Close as was her relationship with her father, there was more than one thing she never told him. She never spoke of her grandmother's brutality. She sympathized with him silently for having such a mother, and felt that they were fellow-sufferers under her iron rule. Did she not make him, too, do things he didn't want to do—make him go out and walk when he preferred to sit still, reprove him for trying his eyes by the waning light, and even at times pass severe strictures on his clothes and his opinions? He was much better and stronger after a couple of quiet years at the Fort; but it was cruel of her grandmother to speak in that way about his "yielding to lassitude and inertia," and hint that he was "quite as well now as many of the men who were carrying on the work of the world."

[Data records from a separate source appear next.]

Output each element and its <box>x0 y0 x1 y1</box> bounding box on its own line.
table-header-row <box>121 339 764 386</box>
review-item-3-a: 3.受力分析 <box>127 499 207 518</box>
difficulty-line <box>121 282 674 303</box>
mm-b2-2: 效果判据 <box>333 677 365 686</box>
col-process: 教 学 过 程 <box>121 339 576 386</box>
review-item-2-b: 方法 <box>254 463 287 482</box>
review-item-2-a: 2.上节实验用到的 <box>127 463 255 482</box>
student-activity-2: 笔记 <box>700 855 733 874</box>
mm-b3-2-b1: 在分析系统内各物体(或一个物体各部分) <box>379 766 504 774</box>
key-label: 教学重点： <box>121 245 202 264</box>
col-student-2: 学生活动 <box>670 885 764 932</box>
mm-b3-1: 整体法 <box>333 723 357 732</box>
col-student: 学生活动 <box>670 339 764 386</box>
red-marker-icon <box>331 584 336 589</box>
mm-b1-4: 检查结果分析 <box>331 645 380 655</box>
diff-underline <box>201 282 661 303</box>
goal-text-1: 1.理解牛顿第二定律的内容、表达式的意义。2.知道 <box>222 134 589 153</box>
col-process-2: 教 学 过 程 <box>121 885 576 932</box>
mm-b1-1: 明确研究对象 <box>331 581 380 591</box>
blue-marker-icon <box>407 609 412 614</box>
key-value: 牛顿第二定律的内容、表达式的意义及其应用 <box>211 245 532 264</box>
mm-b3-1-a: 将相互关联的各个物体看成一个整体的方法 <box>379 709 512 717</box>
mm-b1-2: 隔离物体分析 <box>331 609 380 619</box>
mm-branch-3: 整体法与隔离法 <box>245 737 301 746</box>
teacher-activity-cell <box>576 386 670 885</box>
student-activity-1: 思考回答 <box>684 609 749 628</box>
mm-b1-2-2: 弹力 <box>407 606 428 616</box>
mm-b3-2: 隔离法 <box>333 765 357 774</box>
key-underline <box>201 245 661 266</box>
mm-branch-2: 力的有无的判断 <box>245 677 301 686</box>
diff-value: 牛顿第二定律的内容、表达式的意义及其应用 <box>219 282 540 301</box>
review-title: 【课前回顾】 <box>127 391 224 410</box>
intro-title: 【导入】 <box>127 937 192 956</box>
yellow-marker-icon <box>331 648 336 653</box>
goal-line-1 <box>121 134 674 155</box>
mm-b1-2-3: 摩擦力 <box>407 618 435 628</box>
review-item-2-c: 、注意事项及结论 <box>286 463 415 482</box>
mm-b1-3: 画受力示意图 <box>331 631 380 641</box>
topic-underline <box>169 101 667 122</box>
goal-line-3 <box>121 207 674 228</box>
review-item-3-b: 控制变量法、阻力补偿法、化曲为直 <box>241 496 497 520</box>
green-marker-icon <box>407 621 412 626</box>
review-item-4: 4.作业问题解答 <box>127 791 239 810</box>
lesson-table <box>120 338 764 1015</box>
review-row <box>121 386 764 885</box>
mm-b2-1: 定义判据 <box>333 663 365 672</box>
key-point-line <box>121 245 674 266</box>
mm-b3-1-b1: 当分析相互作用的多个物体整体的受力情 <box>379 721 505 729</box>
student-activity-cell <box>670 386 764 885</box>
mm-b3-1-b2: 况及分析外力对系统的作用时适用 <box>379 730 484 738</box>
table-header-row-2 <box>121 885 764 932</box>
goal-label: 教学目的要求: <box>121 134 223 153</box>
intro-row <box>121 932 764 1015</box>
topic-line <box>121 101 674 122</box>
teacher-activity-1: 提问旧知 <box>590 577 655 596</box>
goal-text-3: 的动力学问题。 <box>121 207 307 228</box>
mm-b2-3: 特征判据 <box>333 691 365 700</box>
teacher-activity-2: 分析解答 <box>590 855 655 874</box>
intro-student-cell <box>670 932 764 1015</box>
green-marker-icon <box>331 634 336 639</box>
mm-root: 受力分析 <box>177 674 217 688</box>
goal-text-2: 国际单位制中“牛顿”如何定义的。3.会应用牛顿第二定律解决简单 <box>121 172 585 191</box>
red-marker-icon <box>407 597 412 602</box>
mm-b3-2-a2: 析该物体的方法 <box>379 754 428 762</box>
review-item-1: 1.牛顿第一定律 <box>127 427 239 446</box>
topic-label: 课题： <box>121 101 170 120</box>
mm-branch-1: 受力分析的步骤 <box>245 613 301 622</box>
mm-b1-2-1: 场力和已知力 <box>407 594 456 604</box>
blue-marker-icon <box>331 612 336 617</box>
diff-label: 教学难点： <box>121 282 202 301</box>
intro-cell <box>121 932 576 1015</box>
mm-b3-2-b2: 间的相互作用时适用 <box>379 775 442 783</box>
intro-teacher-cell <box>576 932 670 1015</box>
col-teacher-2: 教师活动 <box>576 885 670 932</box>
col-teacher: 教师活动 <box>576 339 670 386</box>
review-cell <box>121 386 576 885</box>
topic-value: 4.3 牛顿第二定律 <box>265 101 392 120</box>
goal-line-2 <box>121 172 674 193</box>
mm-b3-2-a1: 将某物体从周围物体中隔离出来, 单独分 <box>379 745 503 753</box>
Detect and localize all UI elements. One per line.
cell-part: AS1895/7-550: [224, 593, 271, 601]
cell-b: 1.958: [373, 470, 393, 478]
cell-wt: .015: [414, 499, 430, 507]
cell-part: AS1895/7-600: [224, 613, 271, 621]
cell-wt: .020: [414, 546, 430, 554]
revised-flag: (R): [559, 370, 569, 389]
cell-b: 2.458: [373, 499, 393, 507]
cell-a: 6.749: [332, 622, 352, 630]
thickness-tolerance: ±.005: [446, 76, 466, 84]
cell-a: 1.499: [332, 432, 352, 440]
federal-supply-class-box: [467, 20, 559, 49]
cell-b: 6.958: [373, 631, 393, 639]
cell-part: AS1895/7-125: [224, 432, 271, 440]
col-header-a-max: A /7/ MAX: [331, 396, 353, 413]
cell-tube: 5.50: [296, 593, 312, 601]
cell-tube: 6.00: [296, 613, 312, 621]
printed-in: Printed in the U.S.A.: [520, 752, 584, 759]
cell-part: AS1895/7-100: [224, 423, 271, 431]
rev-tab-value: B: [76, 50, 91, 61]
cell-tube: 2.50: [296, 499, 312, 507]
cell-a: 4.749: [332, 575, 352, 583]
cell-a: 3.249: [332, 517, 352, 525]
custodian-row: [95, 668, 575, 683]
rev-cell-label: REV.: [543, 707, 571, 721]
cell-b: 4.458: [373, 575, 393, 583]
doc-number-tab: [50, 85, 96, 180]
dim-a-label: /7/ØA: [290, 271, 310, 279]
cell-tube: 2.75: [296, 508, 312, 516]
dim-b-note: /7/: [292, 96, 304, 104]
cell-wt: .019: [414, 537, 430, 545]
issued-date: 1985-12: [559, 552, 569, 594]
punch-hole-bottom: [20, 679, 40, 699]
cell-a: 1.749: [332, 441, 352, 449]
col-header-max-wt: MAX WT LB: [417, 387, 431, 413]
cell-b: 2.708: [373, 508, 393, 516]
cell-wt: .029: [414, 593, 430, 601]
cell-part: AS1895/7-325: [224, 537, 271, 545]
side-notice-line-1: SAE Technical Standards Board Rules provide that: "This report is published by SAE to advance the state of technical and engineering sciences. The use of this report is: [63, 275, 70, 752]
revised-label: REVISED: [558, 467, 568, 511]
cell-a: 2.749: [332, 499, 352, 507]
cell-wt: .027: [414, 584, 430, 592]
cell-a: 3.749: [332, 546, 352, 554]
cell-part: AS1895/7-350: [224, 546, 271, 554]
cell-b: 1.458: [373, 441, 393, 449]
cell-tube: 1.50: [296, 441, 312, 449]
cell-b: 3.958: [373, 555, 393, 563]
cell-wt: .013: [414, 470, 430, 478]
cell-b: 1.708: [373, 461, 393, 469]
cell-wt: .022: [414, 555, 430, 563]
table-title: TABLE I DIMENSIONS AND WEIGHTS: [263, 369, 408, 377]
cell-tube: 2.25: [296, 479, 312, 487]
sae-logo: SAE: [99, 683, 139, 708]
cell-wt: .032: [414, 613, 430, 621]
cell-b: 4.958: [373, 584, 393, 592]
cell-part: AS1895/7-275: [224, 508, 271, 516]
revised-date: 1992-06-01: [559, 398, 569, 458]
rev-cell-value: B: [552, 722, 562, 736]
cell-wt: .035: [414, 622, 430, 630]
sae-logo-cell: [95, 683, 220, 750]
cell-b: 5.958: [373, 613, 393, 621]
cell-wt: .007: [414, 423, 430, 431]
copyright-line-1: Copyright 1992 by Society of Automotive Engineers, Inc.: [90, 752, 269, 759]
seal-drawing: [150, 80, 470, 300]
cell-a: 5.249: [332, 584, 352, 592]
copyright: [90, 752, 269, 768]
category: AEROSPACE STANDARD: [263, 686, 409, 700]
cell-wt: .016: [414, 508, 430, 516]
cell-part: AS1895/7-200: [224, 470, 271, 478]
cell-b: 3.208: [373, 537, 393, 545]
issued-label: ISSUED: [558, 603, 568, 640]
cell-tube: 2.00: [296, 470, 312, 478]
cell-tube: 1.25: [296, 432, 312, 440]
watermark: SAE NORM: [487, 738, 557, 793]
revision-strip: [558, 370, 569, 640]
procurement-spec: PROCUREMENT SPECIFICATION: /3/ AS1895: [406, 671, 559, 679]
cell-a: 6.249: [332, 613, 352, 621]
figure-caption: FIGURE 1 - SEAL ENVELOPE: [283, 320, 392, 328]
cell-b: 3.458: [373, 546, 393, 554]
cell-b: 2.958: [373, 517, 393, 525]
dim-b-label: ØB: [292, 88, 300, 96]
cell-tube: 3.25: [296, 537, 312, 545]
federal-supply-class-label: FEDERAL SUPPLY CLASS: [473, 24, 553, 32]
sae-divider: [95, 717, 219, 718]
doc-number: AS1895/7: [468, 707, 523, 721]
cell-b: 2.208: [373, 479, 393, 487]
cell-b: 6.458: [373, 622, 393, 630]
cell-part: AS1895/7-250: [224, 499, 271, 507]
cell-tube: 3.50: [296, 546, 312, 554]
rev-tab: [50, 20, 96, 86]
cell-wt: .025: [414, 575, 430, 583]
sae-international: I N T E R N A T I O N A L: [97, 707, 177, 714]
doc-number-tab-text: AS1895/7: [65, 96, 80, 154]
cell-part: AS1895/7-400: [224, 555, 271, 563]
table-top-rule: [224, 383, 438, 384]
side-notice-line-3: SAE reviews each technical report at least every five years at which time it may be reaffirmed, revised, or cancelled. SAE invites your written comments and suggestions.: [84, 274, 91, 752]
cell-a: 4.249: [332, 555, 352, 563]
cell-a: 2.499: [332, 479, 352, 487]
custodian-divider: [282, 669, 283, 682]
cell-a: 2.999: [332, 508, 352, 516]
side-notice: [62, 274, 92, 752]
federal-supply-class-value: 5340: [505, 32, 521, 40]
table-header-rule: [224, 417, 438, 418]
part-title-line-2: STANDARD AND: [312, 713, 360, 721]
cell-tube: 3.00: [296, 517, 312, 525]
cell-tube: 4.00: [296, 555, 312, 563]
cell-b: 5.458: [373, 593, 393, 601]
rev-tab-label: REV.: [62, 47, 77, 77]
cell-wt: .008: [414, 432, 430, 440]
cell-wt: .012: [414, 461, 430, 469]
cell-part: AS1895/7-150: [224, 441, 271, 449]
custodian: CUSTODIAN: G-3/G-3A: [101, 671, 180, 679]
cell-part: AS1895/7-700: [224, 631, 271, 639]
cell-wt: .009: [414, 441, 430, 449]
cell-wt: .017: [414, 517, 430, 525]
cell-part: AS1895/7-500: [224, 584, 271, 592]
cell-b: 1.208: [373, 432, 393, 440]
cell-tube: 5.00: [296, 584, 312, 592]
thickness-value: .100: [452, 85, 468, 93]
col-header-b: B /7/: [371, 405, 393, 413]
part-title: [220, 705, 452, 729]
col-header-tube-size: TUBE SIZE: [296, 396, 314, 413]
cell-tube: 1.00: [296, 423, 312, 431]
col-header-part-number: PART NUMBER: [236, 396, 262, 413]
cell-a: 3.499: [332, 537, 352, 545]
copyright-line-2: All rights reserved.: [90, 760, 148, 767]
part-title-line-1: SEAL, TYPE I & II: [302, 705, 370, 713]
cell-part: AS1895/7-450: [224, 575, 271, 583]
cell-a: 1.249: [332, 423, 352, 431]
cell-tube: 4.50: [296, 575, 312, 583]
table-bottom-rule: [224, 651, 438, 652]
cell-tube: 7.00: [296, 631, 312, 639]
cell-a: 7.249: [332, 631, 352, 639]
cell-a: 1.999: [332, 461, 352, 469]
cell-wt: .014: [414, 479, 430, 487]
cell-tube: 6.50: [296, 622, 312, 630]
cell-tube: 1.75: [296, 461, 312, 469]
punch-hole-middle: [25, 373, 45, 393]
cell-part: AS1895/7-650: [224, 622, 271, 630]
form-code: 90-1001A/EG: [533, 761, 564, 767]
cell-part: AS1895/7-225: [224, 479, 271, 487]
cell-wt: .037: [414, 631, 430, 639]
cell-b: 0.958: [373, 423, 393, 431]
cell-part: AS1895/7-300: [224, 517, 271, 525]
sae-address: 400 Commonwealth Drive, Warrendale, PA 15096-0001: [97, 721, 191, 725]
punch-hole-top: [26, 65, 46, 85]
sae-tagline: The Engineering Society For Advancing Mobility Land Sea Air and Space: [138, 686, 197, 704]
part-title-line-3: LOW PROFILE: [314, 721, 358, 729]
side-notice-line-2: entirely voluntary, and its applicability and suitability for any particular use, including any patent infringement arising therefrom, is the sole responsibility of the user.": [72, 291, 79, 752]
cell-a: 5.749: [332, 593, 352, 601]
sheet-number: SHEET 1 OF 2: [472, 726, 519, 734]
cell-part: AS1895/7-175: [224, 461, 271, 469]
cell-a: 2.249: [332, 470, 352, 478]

"Health," she would say, "is a comparative term. No one is perfectly healthy, any more than any one is perfectly good."

But this innocent-sounding platitude was evidently annoying to John Gano. It was after one of these painful talks about his rousing himself (of which Val heard only the concluding phrases) that he had tried to get back into the bank. It wasn't his fault that Mr. Otway couldn't make an opening for him. John Gano had even been urged into making visits to Cincinnati and New York to see if he could find something. He came back from these quests depressed and ill, not mentioning in Val's hearing having found anything but an unusually fine specimen of the Ardea herodias, or something of the sort, on the far Atlantic coast. But for long after these expeditions he would talk vehemently to his mother of the fierce competition of the great cities, of the growing costliness and cruelty of civilization, and speak darkly of the coming social revolution, when the poor should learn their power. But Val realized, and felt miserably certain her father realized, that Mrs. Gano did not much concern herself with the large historic outlook, that she would have preferred knowing her son had secured a clerkship, even under some bloated bondholder, rather than hear that the doom of capital was nigh, and that Henry George was revolutionizing opinion about the land-tax.

But this particular difference of view was a delicate matter, not seemly for a daughter to mention. Her father, being a kind of hero, of course never complained; neither would Val. His sense of loyalty even led him to excuse his mother when only her own misdeeds arraigned her, as when, after Emmie began to go to school, she was allowed to stay at home whenever she cried, whenever it rained, whenever she liked—and Val never on any pretext whatsoever.